A pesar de las dificultades que plantea la alopecia, en los últimos años se han producido avances importantes. En determinadas alopecias inflamatorias o autoinmunes existen tratamientos farmacológicos capaces de frenar el proceso y proteger los folículos pilosos. En el caso de la alopecia areata, por ejemplo, los llamados inhibidores JAK que reducen la inflamación han demostrado resultados prometedores, permitiendo en algunos pacientes recuperar el crecimiento del cabello incluso después de largos periodos de pérdida capilar.

Los peinados tirantes a la moda pueden causar caída del cabello / Alex Domínguez
Trasplante de pelo: los folículos también pueden perderse
En casos de alopecia permanente el trasplante capilar se ha consolidado como una herramienta terapéutica. Este procedimiento consiste en extraer unidades foliculares de la parte posterior del cuero cabelludo, es decir, de la nuca o de los laterales de la cabeza—donde el cabello suele ser más resistente— y trasplantarlas a las zonas afectadas por la pérdida capilar.
Sin embargo, los especialistas recuerdan que el trasplante capilar no es una solución universal y que debe ir acompañado de tratamiento médico. «No sustituye al tratamiento médico», explica la doctora Irene Marín. «Si no se corrige la causa de la caída, los folículos trasplantados también pueden miniaturizarse y perderse con el tiempo». Además, la zona donante es limitada, por lo que no se pueden extraer folículos de forma indefinida. Por este motivo, la combinación de tratamiento médico y trasplante capilar suele ofrecer los mejores resultados a largo plazo. El trasplante se realiza en clínicas privadas.
Suplementos nutricionales
Los especialistas advierten de que muchas personas retrasan la consulta médica cuando detectan una caída persistente del cabello. En muchos casos, antes de acudir a un profesional sanitario, los pacientes prueban diferentes productos cosméticos, suplementos nutricionales o tratamientos en clínicas capilares que no siempre cuentan con supervisión dermatológica. Este retraso en el diagnóstico puede resultar especialmente problemático en determinados tipos de alopecia, ya que algunos procesos inflamatorios pueden dañar los folículos pilosos de forma irreversible si no se tratan a tiempo.

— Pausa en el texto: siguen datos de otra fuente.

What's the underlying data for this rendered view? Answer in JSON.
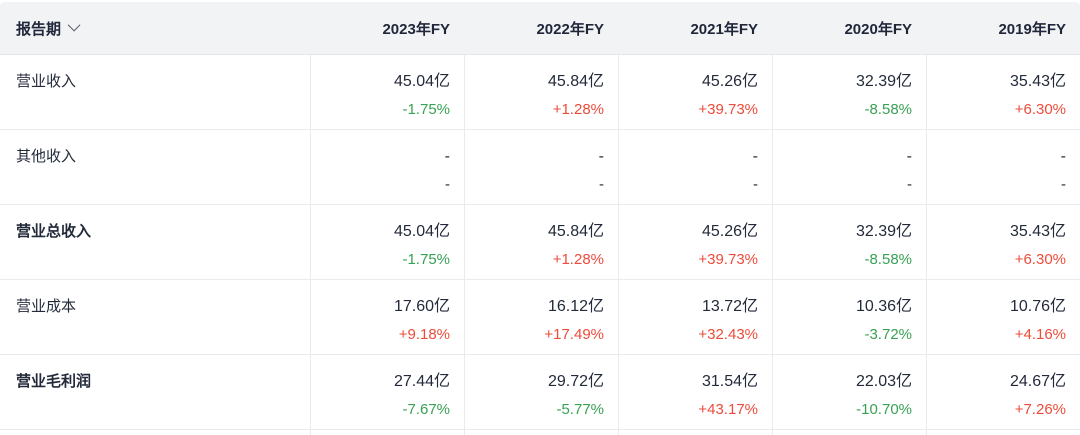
{
  "header": {
    "report_period": {
      "label": "报告期",
      "dropdown_icon": "chevron-down"
    },
    "periods": [
      "2023年FY",
      "2022年FY",
      "2021年FY",
      "2020年FY",
      "2019年FY"
    ]
  },
  "rows": [
    {
      "label": "营业收入",
      "emphasis": false,
      "cells": [
        {
          "value": "45.04亿",
          "change": "-1.75%",
          "trend": "down"
        },
        {
          "value": "45.84亿",
          "change": "+1.28%",
          "trend": "up"
        },
        {
          "value": "45.26亿",
          "change": "+39.73%",
          "trend": "up"
        },
        {
          "value": "32.39亿",
          "change": "-8.58%",
          "trend": "down"
        },
        {
          "value": "35.43亿",
          "change": "+6.30%",
          "trend": "up"
        }
      ]
    },
    {
      "label": "其他收入",
      "emphasis": false,
      "cells": [
        {
          "value": "-",
          "change": "-",
          "trend": "none"
        },
        {
          "value": "-",
          "change": "-",
          "trend": "none"
        },
        {
          "value": "-",
          "change": "-",
          "trend": "none"
        },
        {
          "value": "-",
          "change": "-",
          "trend": "none"
        },
        {
          "value": "-",
          "change": "-",
          "trend": "none"
        }
      ]
    },
    {
      "label": "营业总收入",
      "emphasis": true,
      "cells": [
        {
          "value": "45.04亿",
          "change": "-1.75%",
          "trend": "down"
        },
        {
          "value": "45.84亿",
          "change": "+1.28%",
          "trend": "up"
        },
        {
          "value": "45.26亿",
          "change": "+39.73%",
          "trend": "up"
        },
        {
          "value": "32.39亿",
          "change": "-8.58%",
          "trend": "down"
        },
        {
          "value": "35.43亿",
          "change": "+6.30%",
          "trend": "up"
        }
      ]
    },
    {
      "label": "营业成本",
      "emphasis": false,
      "cells": [
        {
          "value": "17.60亿",
          "change": "+9.18%",
          "trend": "up"
        },
        {
          "value": "16.12亿",
          "change": "+17.49%",
          "trend": "up"
        },
        {
          "value": "13.72亿",
          "change": "+32.43%",
          "trend": "up"
        },
        {
          "value": "10.36亿",
          "change": "-3.72%",
          "trend": "down"
        },
        {
          "value": "10.76亿",
          "change": "+4.16%",
          "trend": "up"
        }
      ]
    },
    {
      "label": "营业毛利润",
      "emphasis": true,
      "cells": [
        {
          "value": "27.44亿",
          "change": "-7.67%",
          "trend": "down"
        },
        {
          "value": "29.72亿",
          "change": "-5.77%",
          "trend": "down"
        },
        {
          "value": "31.54亿",
          "change": "+43.17%",
          "trend": "up"
        },
        {
          "value": "22.03亿",
          "change": "-10.70%",
          "trend": "down"
        },
        {
          "value": "24.67亿",
          "change": "+7.26%",
          "trend": "up"
        }
      ]
    }
  ],
  "colors": {
    "up": "#ec4c3b",
    "down": "#38a154",
    "text": "#232a3a",
    "header_bg": "#f2f3f5",
    "border": "#e9ebee"
  }
}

En los últimos años, las redes sociales han popularizado una gran cantidad de productos y rutinas de cuidado capilar que prometen frenar la caída del cabello. Sin embargo, los especialistas advierten de que muchos de estos productos tienen un efecto limitado sobre el folículo piloso.
Los champús, acondicionadores o mascarillas pueden mejorar el aspecto del cabello, aportar brillo o hidratación y fortalecer la fibra capilar, pero en la mayoría de los casos no actúan sobre la raíz, que es donde se produce realmente la alopecia. Por esta razón, los dermatólogos recomiendan desconfiar de los llamados «productos milagro» y consultar siempre con un especialista antes de iniciar tratamientos costosos o suplementos nutricionales sin indicación médica.